Victims are told to go to one particular site or to call one particular number, where the ransom could be anywhere from hundreds to thousands of dollars. Payments are demanded by credit card, bank transfer, a money transfer service like Western Union or Paygram, PayPal and bitcoin. Unfortunately, often, the hacker will take the ransom but not unlock the computer, so now they have both your money or credit card information and also your data, which can allow them into all kinds of other accounts.
The social engineering part of this scam happens several ways.
Perhaps one day you’re browsing the web, when suddenly, a warning that looks like a federal warning, say, from the FBI, pops up saying, “Child pornography was found on your computer. You’re being reported to the FBI. You can avoid this by paying this fine.” But when you click, it downloads the encryption program onto your computer.
Or maybe you get a call from Microsoft saying that the company logged data from your machine that looks malicious, so they want access to your machine. (In this case, the hackers typically target older people.) The Microsoft customer service rep has you install a program called TeamViewer, which is used for customer support all over the globe, which then gives the attacker control to install their encryption program onto your computer.
Or, maybe you just receive an email offering a coupon or free screen saver, but when you open it, it installs software that takes over your computer and encrypts the drive.
3. Business Email Compromise scams.
In a so-called BEC scam, the hacker aims to get into an email account and obtain the financial data stored there, whether it’s bank statements, login information or other financial data such as verifications of wire transfers or payments in and out of your account.
Sometimes they’ll gain access to the email account by sending the victim a document containing malware. Once opened, the malware infects the computer, allowing the attacker to browse the machine remotely. In the recent case of John Podesta’s email, the hackers sent him a password reset email that linked to a fake page.
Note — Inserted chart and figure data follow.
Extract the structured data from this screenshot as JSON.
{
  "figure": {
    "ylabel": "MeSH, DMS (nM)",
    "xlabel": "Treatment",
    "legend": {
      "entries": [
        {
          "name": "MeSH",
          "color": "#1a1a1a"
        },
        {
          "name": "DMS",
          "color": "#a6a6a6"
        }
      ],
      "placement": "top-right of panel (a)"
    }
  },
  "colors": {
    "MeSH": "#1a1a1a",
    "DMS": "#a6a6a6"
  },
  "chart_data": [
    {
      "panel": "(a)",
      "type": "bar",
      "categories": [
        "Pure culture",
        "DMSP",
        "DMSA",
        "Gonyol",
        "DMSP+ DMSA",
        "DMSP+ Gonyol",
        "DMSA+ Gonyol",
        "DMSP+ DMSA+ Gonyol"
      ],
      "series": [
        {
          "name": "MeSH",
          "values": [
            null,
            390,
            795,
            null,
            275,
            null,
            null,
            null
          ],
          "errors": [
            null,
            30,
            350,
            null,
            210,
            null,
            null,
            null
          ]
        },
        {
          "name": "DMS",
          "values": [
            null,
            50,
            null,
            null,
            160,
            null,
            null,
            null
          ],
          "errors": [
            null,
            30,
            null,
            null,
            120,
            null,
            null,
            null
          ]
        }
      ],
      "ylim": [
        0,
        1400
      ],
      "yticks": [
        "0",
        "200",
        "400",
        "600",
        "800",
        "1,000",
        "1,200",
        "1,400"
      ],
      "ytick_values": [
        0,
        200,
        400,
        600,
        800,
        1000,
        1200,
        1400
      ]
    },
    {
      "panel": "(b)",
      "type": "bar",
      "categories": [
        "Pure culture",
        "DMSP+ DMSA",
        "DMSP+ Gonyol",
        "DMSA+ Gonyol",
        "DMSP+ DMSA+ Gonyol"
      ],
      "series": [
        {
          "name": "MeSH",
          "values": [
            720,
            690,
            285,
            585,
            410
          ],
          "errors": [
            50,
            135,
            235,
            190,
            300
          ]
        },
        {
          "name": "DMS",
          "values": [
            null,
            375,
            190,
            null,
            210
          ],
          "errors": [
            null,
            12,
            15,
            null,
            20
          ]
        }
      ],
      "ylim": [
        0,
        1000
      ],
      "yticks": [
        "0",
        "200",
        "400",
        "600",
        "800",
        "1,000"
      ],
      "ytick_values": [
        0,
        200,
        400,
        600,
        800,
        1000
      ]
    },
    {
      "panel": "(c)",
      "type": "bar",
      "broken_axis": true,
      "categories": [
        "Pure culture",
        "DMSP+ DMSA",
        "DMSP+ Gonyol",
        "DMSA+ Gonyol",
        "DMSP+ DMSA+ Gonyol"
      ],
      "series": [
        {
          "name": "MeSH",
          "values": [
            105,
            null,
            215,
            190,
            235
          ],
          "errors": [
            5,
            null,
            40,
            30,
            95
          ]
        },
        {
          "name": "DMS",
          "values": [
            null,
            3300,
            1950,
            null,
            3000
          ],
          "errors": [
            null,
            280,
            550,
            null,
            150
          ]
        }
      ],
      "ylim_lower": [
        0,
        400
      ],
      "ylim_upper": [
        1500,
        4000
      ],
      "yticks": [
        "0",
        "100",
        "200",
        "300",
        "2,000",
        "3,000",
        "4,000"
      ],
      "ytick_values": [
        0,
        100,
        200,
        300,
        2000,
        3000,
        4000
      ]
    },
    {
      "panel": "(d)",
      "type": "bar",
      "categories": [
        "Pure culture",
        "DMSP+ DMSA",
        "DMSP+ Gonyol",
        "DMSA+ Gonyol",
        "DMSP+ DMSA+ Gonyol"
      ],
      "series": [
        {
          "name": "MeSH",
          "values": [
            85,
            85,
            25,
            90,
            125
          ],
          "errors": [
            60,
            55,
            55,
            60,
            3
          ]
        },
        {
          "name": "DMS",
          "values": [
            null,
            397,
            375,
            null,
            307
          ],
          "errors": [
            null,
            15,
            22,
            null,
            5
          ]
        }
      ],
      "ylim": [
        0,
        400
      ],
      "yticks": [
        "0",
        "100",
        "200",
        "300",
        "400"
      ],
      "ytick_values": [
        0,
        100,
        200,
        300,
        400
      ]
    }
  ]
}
There, he gave the attackers his email password (called credential harvesting), which gave them the ability to browse his email.
In one variation of a BEC scam, if, say, the CEO’s email was compromised, a malicious attacker could impersonate him or her and send an email to the head of finance, saying, “I’m heading out of town for the holidays and will be on a plane and out of reach for the next several hours, but we need to make a wire transfer asap to bank account #XXXXXXX.”
This is especially common when people are traveling or when people work together but don’t necessarily know each other personally. “This tactic uses the sense of authority or legitimacy,” says Fincher. “If my boss tells me to wire money, I’m not going to question it.”
So if you’ve got 30-character random unique passwords on every account, don’t think you’re immune to a hack. “Social engineering in general isn’t about how smart technically you are,” says Fincher. “It’s about what connects you to others, what makes you curious and angry and what might make you act without thinking.”